The couple live with their married daughter and spend time with their grand children.
The children in the family are crazy about Aijaz Bhaijan. They swear upon his name. From reading habits to hair style, they copy everything from him. The younger one, 3-year-old Haazim is envious of his elder brother Jaazim. His grandparents say that Jaazim looks exactly like his uncle.
Ask the five-year-old Jaazim where his uncle is, he blurts out, “He is at Eidgah, where people play football and cricket. But mamu is dead. In the grave. Army killed him because he was a Mujahid.”
As Jaazim speaks, Haazim blurts out, “Aadhi roti khayenge, sar nahi jukayenge (we will eat half meals, but won’t bow our head)”. More slogans follow.
Shafi says that the inspiration of maintaining Martyrs Graveyard arose with an incident at the graveyard itself. “Once I was sitting at the graveyard when an old lady asked for my help. A foreign documentary film maker had come to the graveyard. He had seen the old lady crying near his son’s grave and was offering her a 500 rupee note. She begged me to tell him that she would prefer starvation over selling his son’s blood. I know her now, that old woman has literally nothing at her home, just a dream of seeing Kashmir free,” Shafi recalls.
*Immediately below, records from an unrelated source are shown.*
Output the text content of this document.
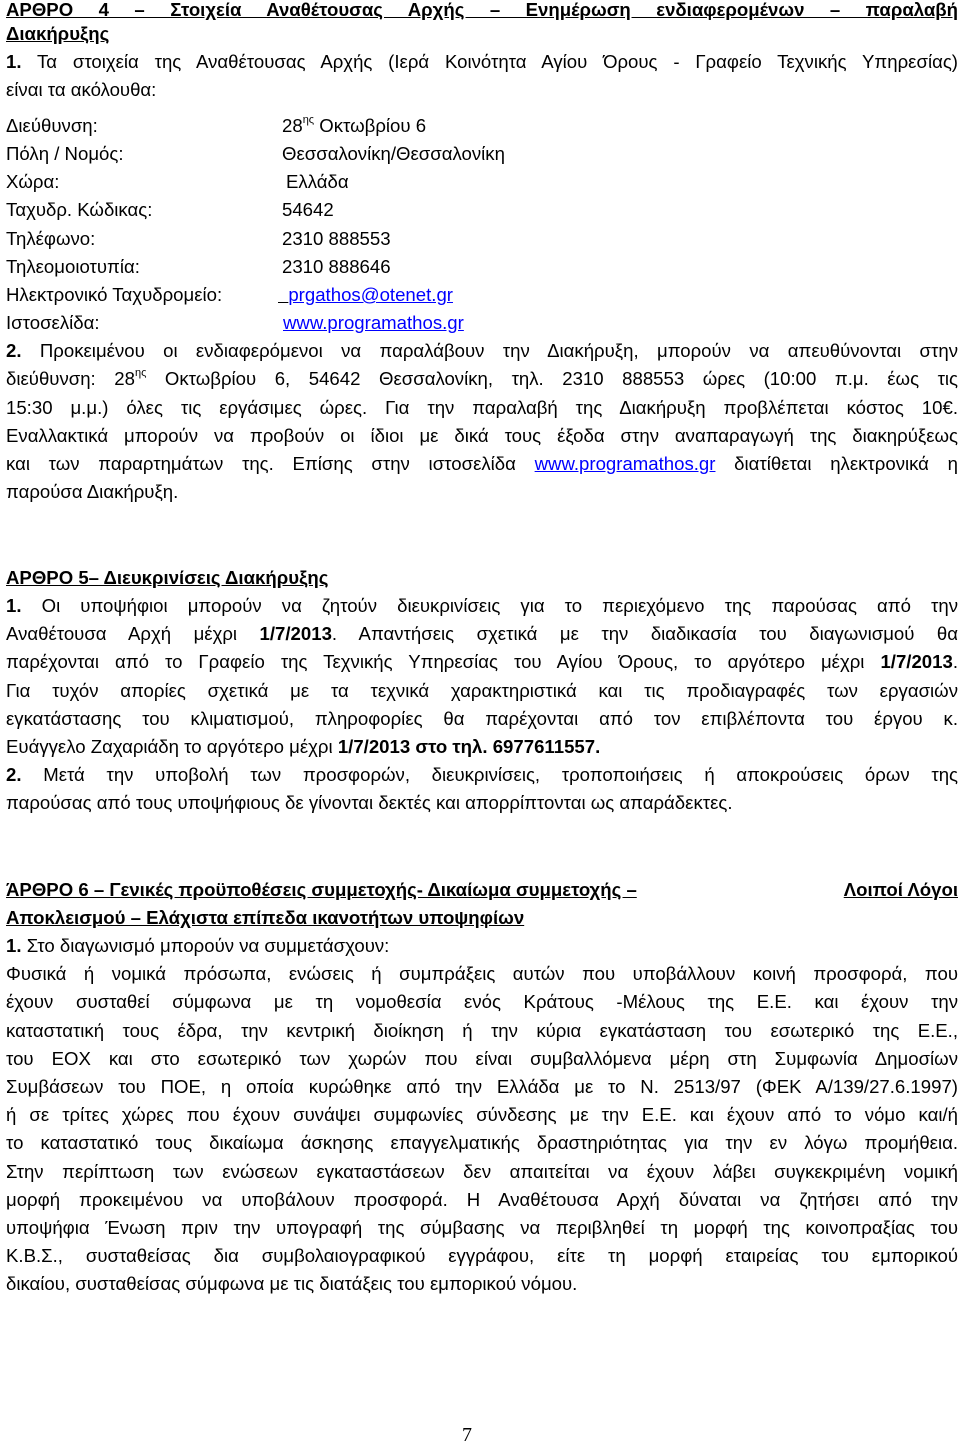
ΑΡΘΡΟ 4 – Στοιχεία Αναθέτουσας Αρχής – Ενημέρωση ενδιαφερομένων – παραλαβή
Διακήρυξης
1. Τα στοιχεία της Αναθέτουσας Αρχής (Ιερά Κοινότητα Αγίου Όρους - Γραφείο Τεχνικής Υπηρεσίας)
είναι τα ακόλουθα:
Διεύθυνση:	$28^{\eta\varsigma}$ Οκτωβρίου 6
Πόλη / Νομός:	Θεσσαλονίκη/Θεσσαλονίκη
Χώρα:	Ελλάδα
Ταχυδρ. Κώδικας:	54642
Τηλέφωνο:	2310 888553
Τηλεομοιοτυπία:	2310 888646
Ηλεκτρονικό Ταχυδρομείο:	prgathos@otenet.gr
Ιστοσελίδα:	www.programathos.gr
2. Προκειμένου οι ενδιαφερόμενοι να παραλάβουν την Διακήρυξη, μπορούν να απευθύνονται στην
διεύθυνση: $28^{\eta\varsigma}$ Οκτωβρίου 6, 54642 Θεσσαλονίκη, τηλ. 2310 888553 ώρες (10:00 π.μ. έως τις
15:30 μ.μ.) όλες τις εργάσιμες ώρες. Για την παραλαβή της Διακήρυξη προβλέπεται κόστος 10€.
Εναλλακτικά μπορούν να προβούν οι ίδιοι με δικά τους έξοδα στην αναπαραγωγή της διακηρύξεως
και των παραρτημάτων της. Επίσης στην ιστοσελίδα www.programathos.gr διατίθεται ηλεκτρονικά η
παρούσα Διακήρυξη.
ΑΡΘΡΟ 5– Διευκρινίσεις Διακήρυξης
1. Οι υποψήφιοι μπορούν να ζητούν διευκρινίσεις για το περιεχόμενο της παρούσας από την
Αναθέτουσα Αρχή μέχρι 1/7/2013. Απαντήσεις σχετικά με την διαδικασία του διαγωνισμού θα
παρέχονται από το Γραφείο της Τεχνικής Υπηρεσίας του Αγίου Όρους, το αργότερο μέχρι 1/7/2013.
Για τυχόν απορίες σχετικά με τα τεχνικά χαρακτηριστικά και τις προδιαγραφές των εργασιών
εγκατάστασης του κλιματισμού, πληροφορίες θα παρέχονται από τον επιβλέποντα του έργου κ.
Ευάγγελο Ζαχαριάδη το αργότερο μέχρι 1/7/2013 στο τηλ. 6977611557.
2. Μετά την υποβολή των προσφορών, διευκρινίσεις, τροποποιήσεις ή αποκρούσεις όρων της
παρούσας από τους υποψήφιους δε γίνονται δεκτές και απορρίπτονται ως απαράδεκτες.
ΆΡΘΡΟ 6 – Γενικές προϋποθέσεις συμμετοχής- Δικαίωμα συμμετοχής –	Λοιποί Λόγοι
Αποκλεισμού – Ελάχιστα επίπεδα ικανοτήτων υποψηφίων
1. Στο διαγωνισμό μπορούν να συμμετάσχουν:
Φυσικά ή νομικά πρόσωπα, ενώσεις ή συμπράξεις αυτών που υποβάλλουν κοινή προσφορά, που
έχουν συσταθεί σύμφωνα με τη νομοθεσία ενός Κράτους -Μέλους της Ε.Ε. και έχουν την
καταστατική τους έδρα, την κεντρική διοίκηση ή την κύρια εγκατάσταση του εσωτερικό της Ε.Ε.,
του ΕΟΧ και στο εσωτερικό των χωρών που είναι συμβαλλόμενα μέρη στη Συμφωνία Δημοσίων
Συμβάσεων του ΠΟΕ, η οποία κυρώθηκε από την Ελλάδα με το Ν. 2513/97 (ΦΕΚ Α/139/27.6.1997)
ή σε τρίτες χώρες που έχουν συνάψει συμφωνίες σύνδεσης με την Ε.Ε. και έχουν από το νόμο και/ή
το καταστατικό τους δικαίωμα άσκησης επαγγελματικής δραστηριότητας για την εν λόγω προμήθεια.
Στην περίπτωση των ενώσεων εγκαταστάσεων δεν απαιτείται να έχουν λάβει συγκεκριμένη νομική
μορφή προκειμένου να υποβάλουν προσφορά. Η Αναθέτουσα Αρχή δύναται να ζητήσει από την
υποψήφια Ένωση πριν την υπογραφή της σύμβασης να περιβληθεί τη μορφή της κοινοπραξίας του
Κ.Β.Σ., συσταθείσας δια συμβολαιογραφικού εγγράφου, είτε τη μορφή εταιρείας του εμπορικού
δικαίου, συσταθείσας σύμφωνα με τις διατάξεις του εμπορικού νόμου.
7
“Another sister of a martyr I know is of my daughter’s age and like her, she too had refused a government job. When I visited her place she started fiddling with an empty stove. She had no kerosene to prepare a cup of tea. Next day I bought a gas stove and told her that her brother had paid for it before his death.”
The old couple have lost their most precious possession. They are left with only a grave and a lifetime of memories, memories that sometimes test their patience.
“Some months back we visited the place near Parimpora where our son was killed in fake gun fight. I kissed the place, searched for my lost son but came back empty handed,” says Shafeeqa, breaking into cries.